Wrong. Apparently, as New York Times columnist David Brooks pointed out in a recent piece, people who love us are more likely to break their promises to us than those who don't, according to new research by psychologists Lara Kammrath and Johanna Peetz. "That's because they are driven by affection to make lavish promises in the first place," Brooks writes. "They really mean it at the time, but lavish promises are the least likely to be kept."
Hmmm. Interesting as the finding was, Brooks' explanation seemed a little flimsy. I wondered if there was more to it than that. I'd think that the people who love us are more likely not to keep certain vows because they don't think have to prove themselves to us, so they let things slide or get a little sloppy. Put another way: They feel more comfortable with us and assume we won't get too upset if they forget some little offer or statement.

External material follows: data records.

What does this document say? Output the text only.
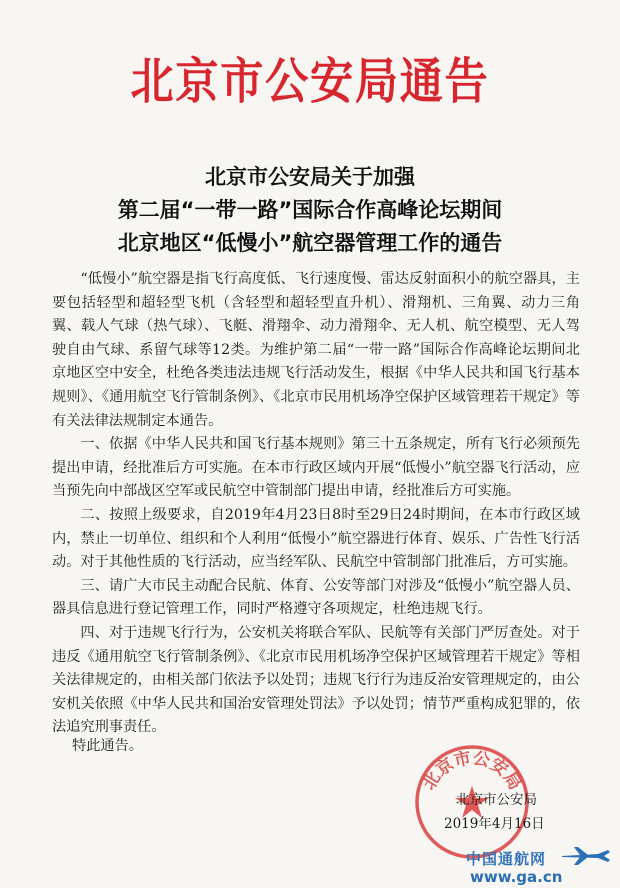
北京市公安局通告
北京市公安局关于加强
第二届“一带一路”国际合作高峰论坛期间
北京地区“低慢小”航空器管理工作的通告

“低慢小”航空器是指飞行高度低、飞行速度慢、雷达反射面积小的航空器具，主要包括轻型和超轻型飞机（含轻型和超轻型直升机）、滑翔机、三角翼、动力三角翼、载人气球（热气球）、飞艇、滑翔伞、动力滑翔伞、无人机、航空模型、无人驾驶自由气球、系留气球等12类。为维护第二届“一带一路”国际合作高峰论坛期间北京地区空中安全，杜绝各类违法违规飞行活动发生，根据《中华人民共和国飞行基本规则》、《通用航空飞行管制条例》、《北京市民用机场净空保护区域管理若干规定》等有关法律法规制定本通告。

一、依据《中华人民共和国飞行基本规则》第三十五条规定，所有飞行必须预先提出申请，经批准后方可实施。在本市行政区域内开展“低慢小”航空器飞行活动，应当预先向中部战区空军或民航空中管制部门提出申请，经批准后方可实施。

二、按照上级要求，自2019年4月23日8时至29日24时期间，在本市行政区域内，禁止一切单位、组织和个人利用“低慢小”航空器进行体育、娱乐、广告性飞行活动。对于其他性质的飞行活动，应当经军队、民航空中管制部门批准后，方可实施。

三、请广大市民主动配合民航、体育、公安等部门对涉及“低慢小”航空器人员、器具信息进行登记管理工作，同时严格遵守各项规定，杜绝违规飞行。

四、对于违规飞行行为，公安机关将联合军队、民航等有关部门严厉查处。对于违反《通用航空飞行管制条例》、《北京市民用机场净空保护区域管理若干规定》等相关法律规定的，由相关部门依法予以处罚；违规飞行行为违反治安管理规定的，由公安机关依照《中华人民共和国治安管理处罚法》予以处罚；情节严重构成犯罪的，依法追究刑事责任。

特此通告。
北京市公安局
北京市公安局
2019年4月16日
中国通航网
www.ga.cn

I investigated a little more and found out neither Brooks nor I was quite right. After reviewing a few recent reports by Kammrath and Peetz, Heidi Grant Halvorson, Ph.D., wrote in a Psychology Today piece: "In their studies, the researchers found that while feelings of love are quite good at predicting … in-the-moment acts of kindness and generosity, they do a lousy job of predicting the more challenging, longer-term loving behaviors," she wrote. "When it comes to pulling off the latter, they found that it's how conscientious you are, rather than how much in love you are, that predicts success."
In other words, if you're kind of up-tight, obsessive, or simply fastidious about most things, you're going to follow through on promises made to the person you love. If, on the other hand, you're more of a slacker, or a little forgetful, you're less likely to do what you said you would. It has very little to do with love, and a lot to do with personality.

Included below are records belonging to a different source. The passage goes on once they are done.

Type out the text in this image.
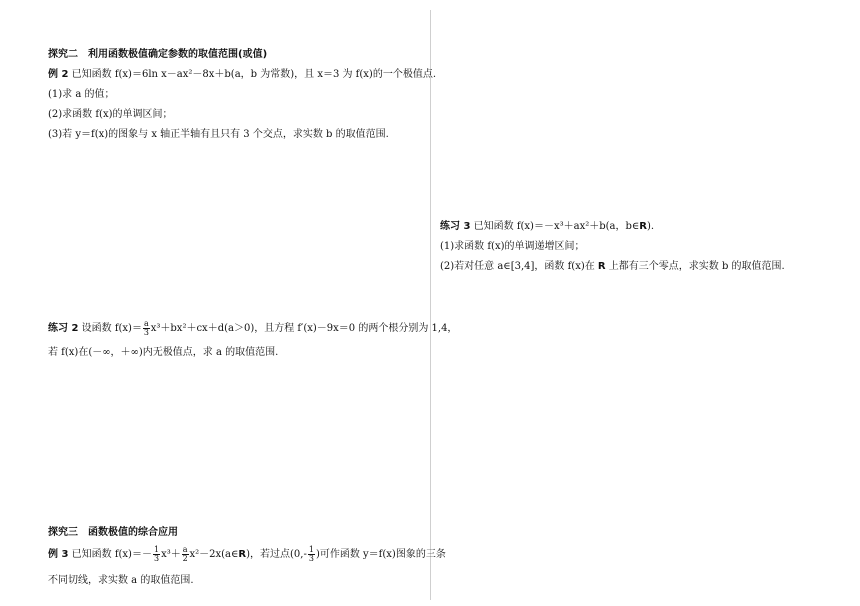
探究二　利用函数极值确定参数的取值范围(或值)
例 2 已知函数 f(x)＝6ln x－ax²－8x＋b(a，b 为常数)，且 x＝3 为 f(x)的一个极值点.
(1)求 a 的值；
(2)求函数 f(x)的单调区间；
(3)若 y＝f(x)的图象与 x 轴正半轴有且只有 3 个交点，求实数 b 的取值范围.
练习 2 设函数 $f(x)= \frac{a}{3} x^3+bx^2+cx+d(a>0)$，且方程 f′(x)－9x＝0 的两个根分别为 1,4，
若 f(x)在(－∞，＋∞)内无极值点，求 a 的取值范围.
探究三　函数极值的综合应用
例 3 已知函数 $f(x)=- \frac{1}{3} x^3+ \frac{a}{2}$ x²－2x(a∈R)，若过点($0,- \frac{1}{3}$ )可作函数 y＝f(x)图象的三条
不同切线，求实数 a 的取值范围.
练习 3 已知函数 f(x)＝－x³＋ax²＋b(a，b∈R).
(1)求函数 f(x)的单调递增区间；
(2)若对任意 a∈[3,4]，函数 f(x)在 R 上都有三个零点，求实数 b 的取值范围.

Or, as Halvorson explains it: "Some gestures of love are spontaneous … it occurs to you to do something nice for your partner, and you act on that thought immediately, or in the very near future. Saying 'I love you,' offering a back rub … [or] surprising your girlfriend with a gourmet dinner — these are examples of loving actions that don't require much in the way of forethought, planning, or memory. Other gestures have a much higher degree of what Kammrath and Peetz call 'self-regulatory challenge.' They are harder to perform, often because they have to be maintained over longer periods of time (e.g., remembering to do household chores without being asked, being nice to one's in-laws) or because there is a delay between the thought and the action (remembering to buy … a gift for her birthday next week, keeping a promise to call home during your conference in Las Vegas)."
She concludes that if you're trying to get a sense of how your boyfriend really feels about you, the "smaller, spontaneous acts of love that occur without much forethought are a much better indicator of the depth of his love" than whether or not he remembers your birthday or to take out the trash.